Finalmente vem o café, que restaura a moralidade e os recoloca em
condições sociais aceitáveis. Cada rodada é iniciada pelo diretor em
intervalos apropriados. O importante nesse jogo não é descambar para a
irracionalidade, mas trabalhar no limite da luta razão versus desejos
(Jogo do arsenal do Teatro do Oprimido (BOAL, 1998));
7. Joguexercício “Homenagem a Magritte”: Na versão original que consta
no livro de Boal, esse jogo começa com uma garrafa de plástico vazia,
dizendo que “Esta garrafa não é uma garrafa, então o que será?”, e
cada participante terá o direito de usar a garrafa em relação ao seu
próprio corpo, fazendo a imagem que quiser – estática ou dinâmica,
dando ao objeto garrafa o sentido que quiser: um bebê ou uma bomba,
uma bola ou um violão, um telescópio ou um sabonete. Depois da
garrafa, podem-se usar outros objetos. Nesta adaptação, ao invés da
garrafa, o jogo é feito com os objetos que trouxeram de casa e utilizaram
53
nos exercícios anteriores (Jogo do arsenal do Teatro do Oprimido
(BOAL, 1998));
8. Diálogo reflexivo do encontro;
9. Teatro-Jornal: São espalhadas algumas notícias e fotografias retiradas
de jornais e da internet no centro da sala, trazidas pelos participantes,
de acordo com o interesse de cada um. Pede-se que todos circulem e
escolham aquelas cuja temática mais interessa discutir no grupo. De
maneira democrática são escolhidas as duas notícias de maior interesse
do grupo, que, divididos em dois subgrupos, terão que transformá-las
em duas cenas. Após um tempo destinado para preparação, cada grupo
apresentará a cena criada (Técnica do arsenal do Teatro do Oprimido
(BOAL, 1998));
3.3.1.5 Plano de trabalho do 5º encontro (realizado em 24/04/11)
1. Joguexercício de aquecimento e alongamento (idem ao alongamento
descrito nos encontros anteriores);
2. Ensaio e reapresentação das cenas do Teatro-jornal, criadas na semana
anterior, com acréscimo de figurinos, adereços, caracterização, cenário
e marcação.
3. Diálogo reflexivo do encontro.
3.3.1.6 Plano de trabalho do 6º encontro (realizado em 04/05/11)
1. Joguexercício de aquecimento e alongamento (idem ao descrito nos
encontros anteriores);
2. Joguexercício “O cacique”: Em círculo, uma pessoa sai da sala e o grupo
escolhe o cacique, que será a pessoa que iniciará todas as mudanças
gestuais e todos os movimentos rítmicos no círculo.

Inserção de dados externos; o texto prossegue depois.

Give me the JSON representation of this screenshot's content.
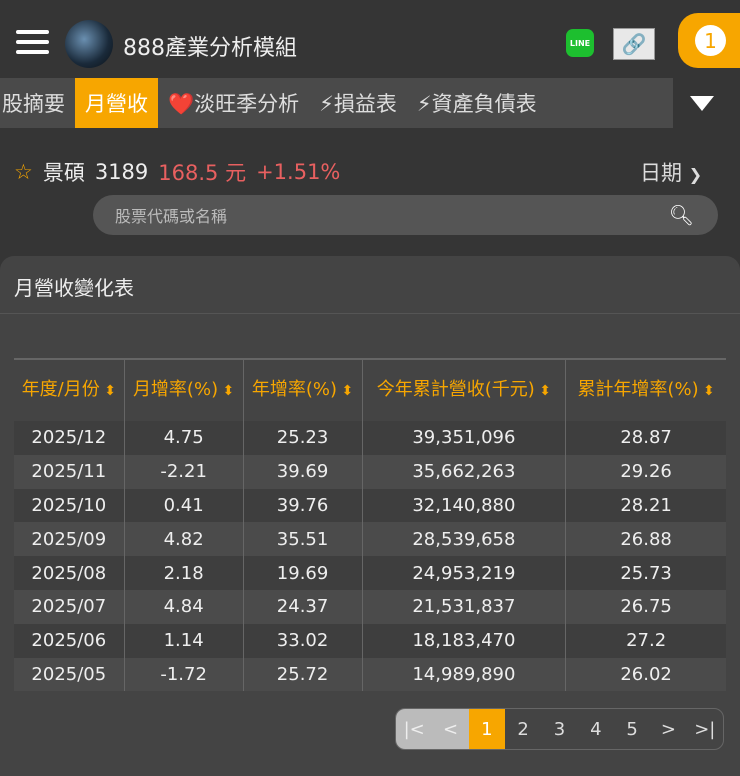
{
  "header": {
    "title": "888產業分析模組",
    "line_label": "LINE",
    "notification_count": "1"
  },
  "tabs": [
    {
      "label": "股摘要"
    },
    {
      "label": "月營收",
      "active": true
    },
    {
      "label": "❤️淡旺季分析"
    },
    {
      "label": "⚡損益表"
    },
    {
      "label": "⚡資產負債表"
    }
  ],
  "stock": {
    "name": "景碩",
    "code": "3189",
    "price": "168.5 元",
    "change": "+1.51%",
    "sort_label": "日期"
  },
  "search": {
    "placeholder": "股票代碼或名稱"
  },
  "card": {
    "title": "月營收變化表"
  },
  "table": {
    "headers": [
      "年度/月份",
      "月增率(%)",
      "年增率(%)",
      "今年累計營收(千元)",
      "累計年增率(%)"
    ],
    "rows": [
      [
        "2025/12",
        "4.75",
        "25.23",
        "39,351,096",
        "28.87"
      ],
      [
        "2025/11",
        "-2.21",
        "39.69",
        "35,662,263",
        "29.26"
      ],
      [
        "2025/10",
        "0.41",
        "39.76",
        "32,140,880",
        "28.21"
      ],
      [
        "2025/09",
        "4.82",
        "35.51",
        "28,539,658",
        "26.88"
      ],
      [
        "2025/08",
        "2.18",
        "19.69",
        "24,953,219",
        "25.73"
      ],
      [
        "2025/07",
        "4.84",
        "24.37",
        "21,531,837",
        "26.75"
      ],
      [
        "2025/06",
        "1.14",
        "33.02",
        "18,183,470",
        "27.2"
      ],
      [
        "2025/05",
        "-1.72",
        "25.72",
        "14,989,890",
        "26.02"
      ]
    ]
  },
  "pagination": {
    "first": "|<",
    "prev": "<",
    "pages": [
      "1",
      "2",
      "3",
      "4",
      "5"
    ],
    "current": "1",
    "next": ">",
    "last": ">|"
  }
}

A pessoa que saiu é
chamada de volta e observa para tentar descobrir quem é o cacique
(Jogo do arsenal do Teatro do Oprimido (BOAL, 1998));
3. Joguexercício “Orquestra de nomes”: Pede-se um voluntário para reger
o grupo como numa orquestra, onde a música será o nome dele. Sem
54
usar a palavra, apenas com gestos e o som cantado de seu nome, ele
deverá comandar a orquestra. Depois muda o maestro;
4. Técnica de ensaios “Teatro de Surdos”, “Para e Pensa” e “Interrogatório”:
Técnicas realizadas com as cenas improvisadas a partir das histórias de
opressão, compartilhadas na dinâmica de escolha de temas para o
Teatro-Fórum. No caso do “Teatro de Surdos” os atores deverão
desenvolver a cena sem o uso de palavras ou mímicas, num exercício
de valorização da imagem. Na técnica do “Para e Pensa”, o diretor
deverá solicitar que os atores congelem a cena em determinados
momentos que considerar “ricos em pensamentos escondidos do que
revelados pelo diálogo” (BOAL, 1998, p.207) e os atores deverão falar
tudo que vem à cabeça, enquanto personagens, revelando os
pensamentos ocultos, o que acarretará numa maior dinâmica para
atuação. Quando o diretor diz “continua”, todos devem voltar à ação da
cena de onde haviam parado. No “Interrogatório”, o ator será
interrogado, sem sair do personagem, pelo diretor e grupo, sobre o que
pensa dos outros personagens, sua vida, ideologia, acontecimentos da
cena, gostos e qualquer outra coisa. A intenção é contribuir com a
criação da personagem (Técnicas do arsenal do Teatro do Oprimido
(BOAL, 1998));
5. Diálogo reflexivo do encontro.
3.3.1.7 Plano de trabalho do 7º encontro (realizado em 11/05/11)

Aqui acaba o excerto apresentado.